In the summer of 1983, Los Angeles Police Department Officer Paul Verna was on patrol on his motorcycle in Lake View Terrace when he spotted a gray, two-door Oldsmobile Cutlass on the road.
He flashed his lights at the driver, who pulled over on Hoyt Street, a neighborhood tucked away from busy Van Nuys Boulevard just to the northeast.
Nothing would have appeared out of place with this particular traffic stop: At that moment, Verna wouldn’t have known anything about Pamela Cummings, the driver who exited the Oldsmobile. He wouldn’t have been aware of her two passengers, either: Kenneth Earl Gay, Pamela’s friend from childhood, sitting in the passenger seat, and her husband, Raynard, laying low in the backseat.
As he wrote Pamela Cummings’ name in his notebook, Verna might not have noticed whether she was behaving strangely: For the last two months, she had acted as a getaway driver for Gay and her husband as they committed a string of violent robberies across the San Fernando Valley.

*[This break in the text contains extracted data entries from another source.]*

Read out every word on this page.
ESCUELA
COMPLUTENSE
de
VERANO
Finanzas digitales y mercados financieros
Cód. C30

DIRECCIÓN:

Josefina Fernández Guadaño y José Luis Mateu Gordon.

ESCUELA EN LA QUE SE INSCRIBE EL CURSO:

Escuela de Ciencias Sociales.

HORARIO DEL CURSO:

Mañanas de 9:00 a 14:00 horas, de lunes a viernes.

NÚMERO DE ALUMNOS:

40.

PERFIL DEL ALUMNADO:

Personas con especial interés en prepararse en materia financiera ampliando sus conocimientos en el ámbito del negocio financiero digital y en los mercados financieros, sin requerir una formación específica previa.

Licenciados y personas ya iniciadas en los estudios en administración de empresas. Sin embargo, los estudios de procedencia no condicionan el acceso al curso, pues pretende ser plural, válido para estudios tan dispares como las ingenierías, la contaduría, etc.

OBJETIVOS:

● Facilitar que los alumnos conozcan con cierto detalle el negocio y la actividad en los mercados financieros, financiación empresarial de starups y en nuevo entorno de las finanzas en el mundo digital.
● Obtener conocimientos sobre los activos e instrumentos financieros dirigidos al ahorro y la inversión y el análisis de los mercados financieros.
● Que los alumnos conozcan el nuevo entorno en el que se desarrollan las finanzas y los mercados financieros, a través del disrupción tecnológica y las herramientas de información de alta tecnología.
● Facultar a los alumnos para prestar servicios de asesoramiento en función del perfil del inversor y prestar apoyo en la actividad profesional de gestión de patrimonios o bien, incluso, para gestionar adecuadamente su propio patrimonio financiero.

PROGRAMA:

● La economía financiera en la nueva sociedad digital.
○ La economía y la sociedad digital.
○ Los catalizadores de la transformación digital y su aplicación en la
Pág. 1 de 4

Verna would have no idea Raynard Cummings was quite prepared to kill him.
Verna also would never know how many details of his death — by at least one gunshot at near point-blank range, then by a flurry of five more shots as he lay on his back dying in the street — would still be debated more than 40 years later.
Gay, now 65 and imprisoned for much of his life, is on trial again this week for what he did or did not do to cause Verna’s death. Both prosecutors and Gay’s defenders wrapped up their cases Thursday, Aug. 10, with the 12-person jury beginning deliberations later in the day.
This is the third time Gay is on trial for what prosecutors say was his role in the killing: They allege he took the revolver from Raynard Cummings before stepping out of the car to fire three shots at Verna, who was desperately trying to get away from him. They said Gay fired two more into Verna when the officer collapsed on the ground.